Perhaps the thinking goes that if you have defaulted once, you have learned your lesson and will never do it again. Then again, that thinking is patently wrong but who cares: there is a housing bubble to reflate at all costs, even if it means giving out Jumbo non-conforming loans to deadbeat recidivists.
Some critics said that loosening standards could bring losses for borrowers and lenders. "A lot of people really just can't handle credit—you're not really helping them by allowing them to dig themselves into debt," said Howard Strong, a lawyer in Tarzana, Calif., who specializes in consumer-protection class-action lawsuits. "It's like a sharp knife—if you don't know how to use it, you can cut yourself."
Perhaps someone should tell that to the US Treasury?
Some experts said the new model for FICO scores walks a fine line: It loosens standards without overstating the creditworthiness of borrowers. Fair Isaac said it ran studies to determine how likely borrowers are to repay their debts if they had a stellar credit record with the exception of such collections.
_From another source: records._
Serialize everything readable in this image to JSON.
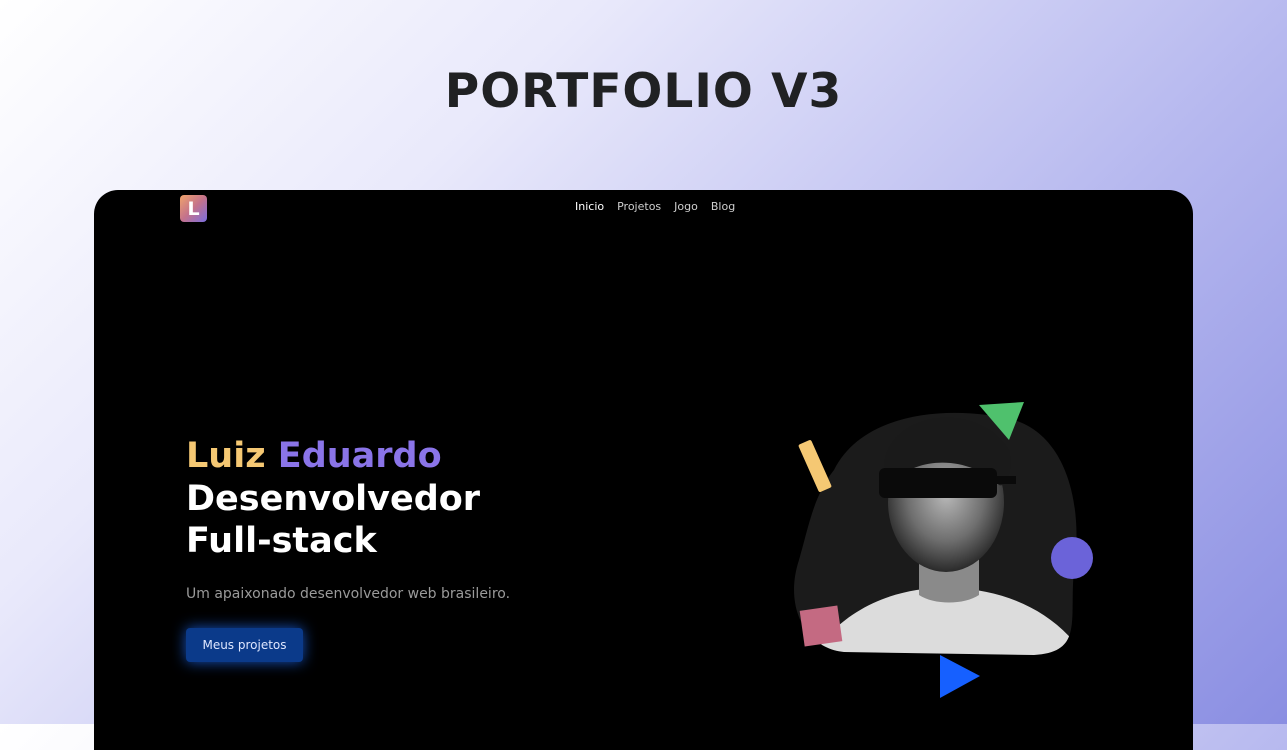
{
  "banner": {
    "title": "PORTFOLIO V3"
  },
  "site": {
    "logo_letter": "L",
    "nav": [
      "Inicio",
      "Projetos",
      "Jogo",
      "Blog"
    ],
    "hero": {
      "first_name": "Luiz",
      "last_name": "Eduardo",
      "role_line1": "Desenvolvedor",
      "role_line2": "Full-stack",
      "subtitle": "Um apaixonado desenvolvedor web brasileiro.",
      "cta_label": "Meus projetos"
    }
  },
  "colors": {
    "accent_yellow": "#f5c873",
    "accent_purple": "#8a74e8",
    "cta_blue": "#0b3a8a",
    "shape_green": "#4fc16d",
    "shape_blue": "#1660ff",
    "shape_pink": "#c46a82",
    "shape_violet": "#6b63d9"
  }
}
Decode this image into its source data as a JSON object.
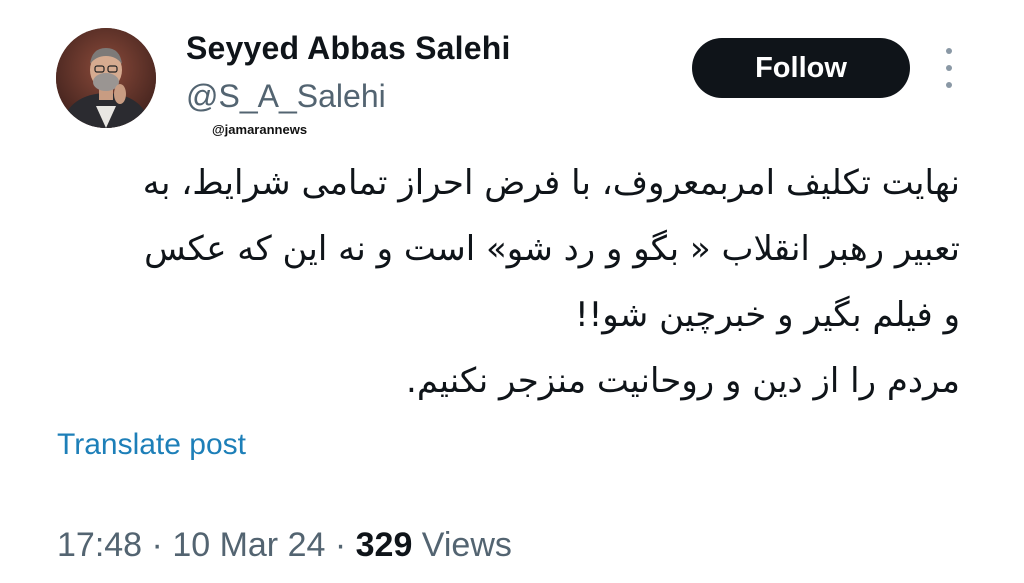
{
  "author": {
    "display_name": "Seyyed Abbas Salehi",
    "handle": "@S_A_Salehi",
    "avatar_icon": "profile-photo"
  },
  "watermark": "@jamarannews",
  "follow_label": "Follow",
  "more_icon": "vertical-ellipsis-icon",
  "tweet": {
    "lines": [
      "نهایت تکلیف امربمعروف، با فرض احراز تمامی شرایط، به",
      "تعبیر رهبر انقلاب « بگو و رد شو» است و نه این که عکس",
      "و فیلم بگیر و خبرچین شو!!",
      "مردم را از دین و روحانیت منزجر نکنیم."
    ]
  },
  "translate_label": "Translate post",
  "meta": {
    "time": "17:48",
    "separator": " · ",
    "date": "10 Mar 24",
    "views_count": "329",
    "views_label": " Views"
  },
  "colors": {
    "follow_bg": "#0f1419",
    "link": "#1d7fb8",
    "secondary_text": "#536471"
  }
}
Did they hire Moody's as a consultant for these studies perhaps?
Finally, and tying it all together, is the source of America's chronic debt collection problems:
More than half of all debt-collection activity on consumers' credit reports comes from medical bills, according to the Federal Reserve. Such activity results in lower credit scores for consumers, meaning that lenders are more likely to be cautious in extending credit.
The number of U.S. consumers struggling with medical debt has been surging. As of 2012, 41% of U.S. adults, or 75 million people, had trouble paying medical bills, up from 58 million in 2005, according to a report released last year by the Commonwealth Fund.
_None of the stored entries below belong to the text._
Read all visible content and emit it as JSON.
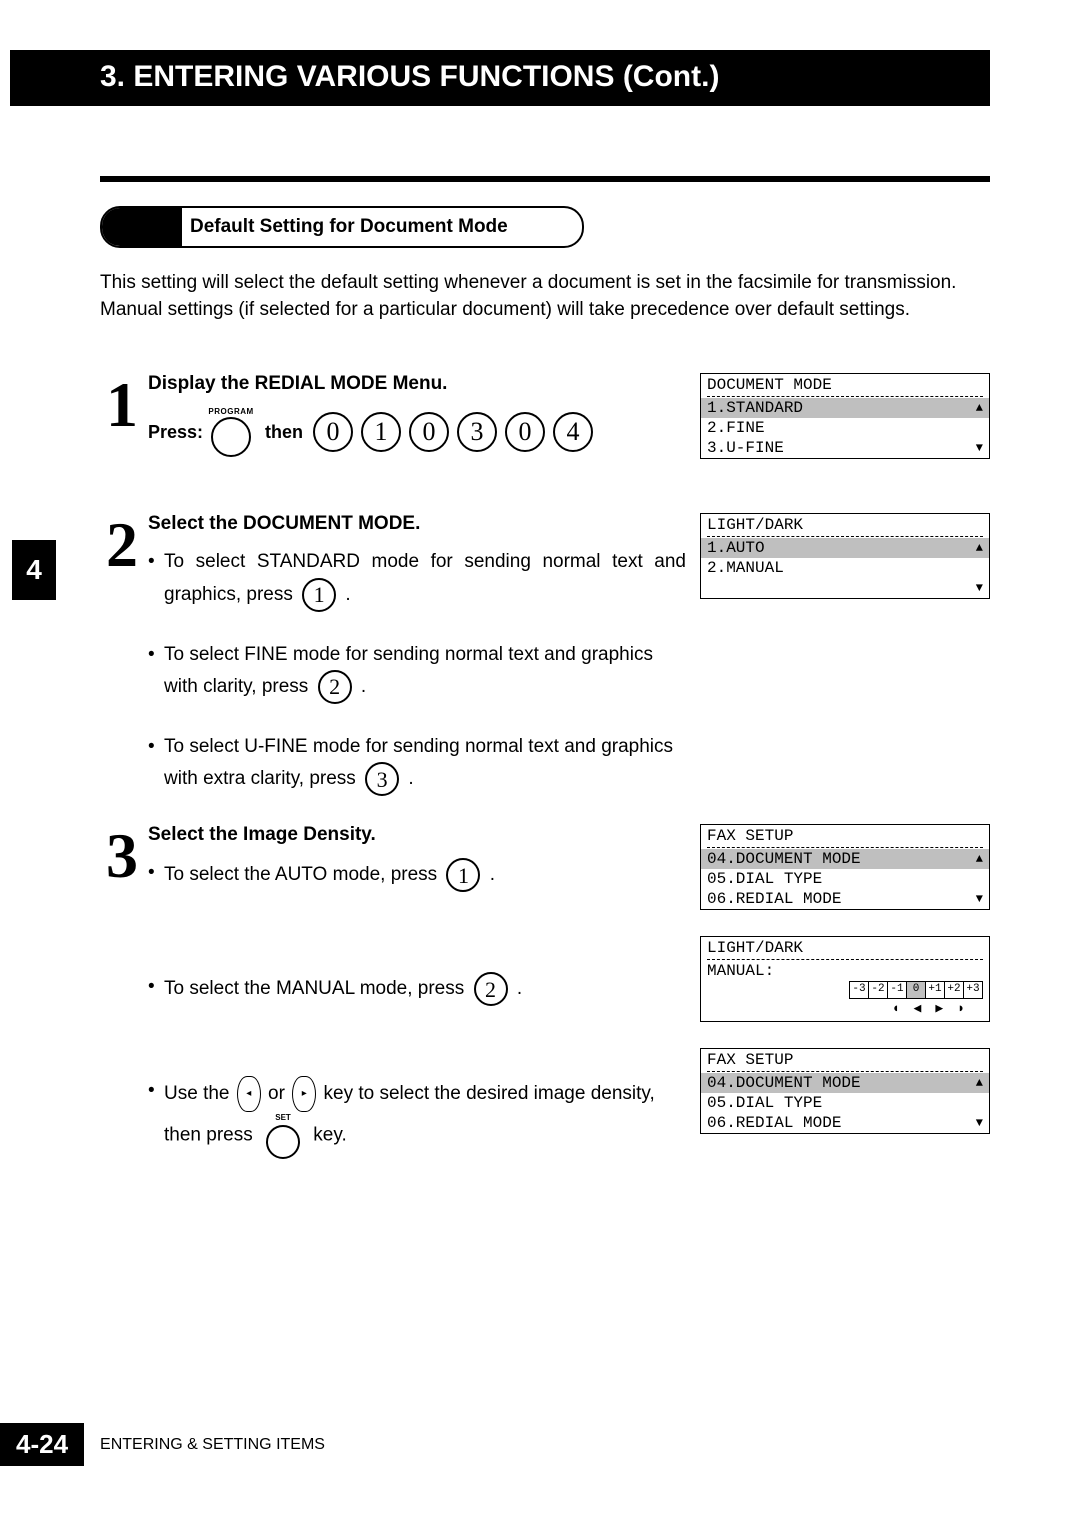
{
  "title_bar": "3. ENTERING VARIOUS FUNCTIONS (Cont.)",
  "side_tab": "4",
  "capsule_label": "Default Setting for Document Mode",
  "intro": "This setting will select the default setting whenever a document is set in the facsimile for transmission. Manual settings (if selected for a particular document) will take precedence over default settings.",
  "step1": {
    "num": "1",
    "head": "Display the REDIAL MODE Menu.",
    "press_label": "Press:",
    "then_label": "then",
    "prog_label": "PROGRAM",
    "digits": [
      "0",
      "1",
      "0",
      "3",
      "0",
      "4"
    ]
  },
  "step2": {
    "num": "2",
    "head": "Select the DOCUMENT MODE.",
    "b1a": "To select STANDARD mode for sending normal text and graphics, press",
    "b1k": "1",
    "b2a": "To select FINE mode for sending normal text and graphics with clarity, press",
    "b2k": "2",
    "b3a": "To select U-FINE mode for sending normal text and graphics with extra clarity, press",
    "b3k": "3"
  },
  "step3": {
    "num": "3",
    "head": "Select the Image Density.",
    "b1a": "To select the AUTO mode, press",
    "b1k": "1",
    "b2a": "To select the MANUAL mode, press",
    "b2k": "2",
    "b3a": "Use the",
    "b3b": "or",
    "b3c": "key to select the desired image density, then press",
    "b3d": "key.",
    "set_label": "SET"
  },
  "lcd1": {
    "title": "DOCUMENT MODE",
    "r1": "1.STANDARD",
    "r2": "2.FINE",
    "r3": "3.U-FINE"
  },
  "lcd2": {
    "title": "LIGHT/DARK",
    "r1": "1.AUTO",
    "r2": "2.MANUAL"
  },
  "lcd3": {
    "title": "FAX SETUP",
    "r1": "04.DOCUMENT MODE",
    "r2": "05.DIAL TYPE",
    "r3": "06.REDIAL MODE"
  },
  "lcd4": {
    "title": "LIGHT/DARK",
    "r1": "MANUAL:",
    "scale": [
      "-3",
      "-2",
      "-1",
      "0",
      "+1",
      "+2",
      "+3"
    ]
  },
  "lcd5": {
    "title": "FAX SETUP",
    "r1": "04.DOCUMENT MODE",
    "r2": "05.DIAL TYPE",
    "r3": "06.REDIAL MODE"
  },
  "arrows": {
    "up": "▲",
    "down": "▼",
    "left": "◀",
    "right": "▶",
    "lh": "◖",
    "rh": "◗"
  },
  "footer": {
    "page": "4-24",
    "section": "ENTERING & SETTING ITEMS"
  }
}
The CFPB, in a May report, criticized credit-scoring models used by the financial industry, saying they put too much emphasis on unpaid medical debt and lead to an overly negative view of consumers. CFPB officials say that medical debt is inherently different from other forms of debt because consumers are often unaware of what they owe to hospitals and doctors.
Oh wait, maybe this explains why Obama is so desperate to socialize medicine: because nobody is actually paying. Suddenly it all falls into place.
Finally, as to the practical implication of this change...
The impact of the changes on borrowers is likely to be significant. Accounts that are sent to collections, including credit-card debts and utility bills, can stay on borrowers' credit reports for as long as seven years, even when their balance drops to zero, and can lower their scores by up to 100 points, said Mr. Ulzheimer.
The lower weight given to unpaid medical debt could increase some affected borrowers' FICO scores by 25 points, said Mr. Sprauve.
Because the only thing better than GAAP FICO scores is non-GAAP FICO. And now, cue the increasingly sad, laughable and pathetic all-in "recovery" one last time.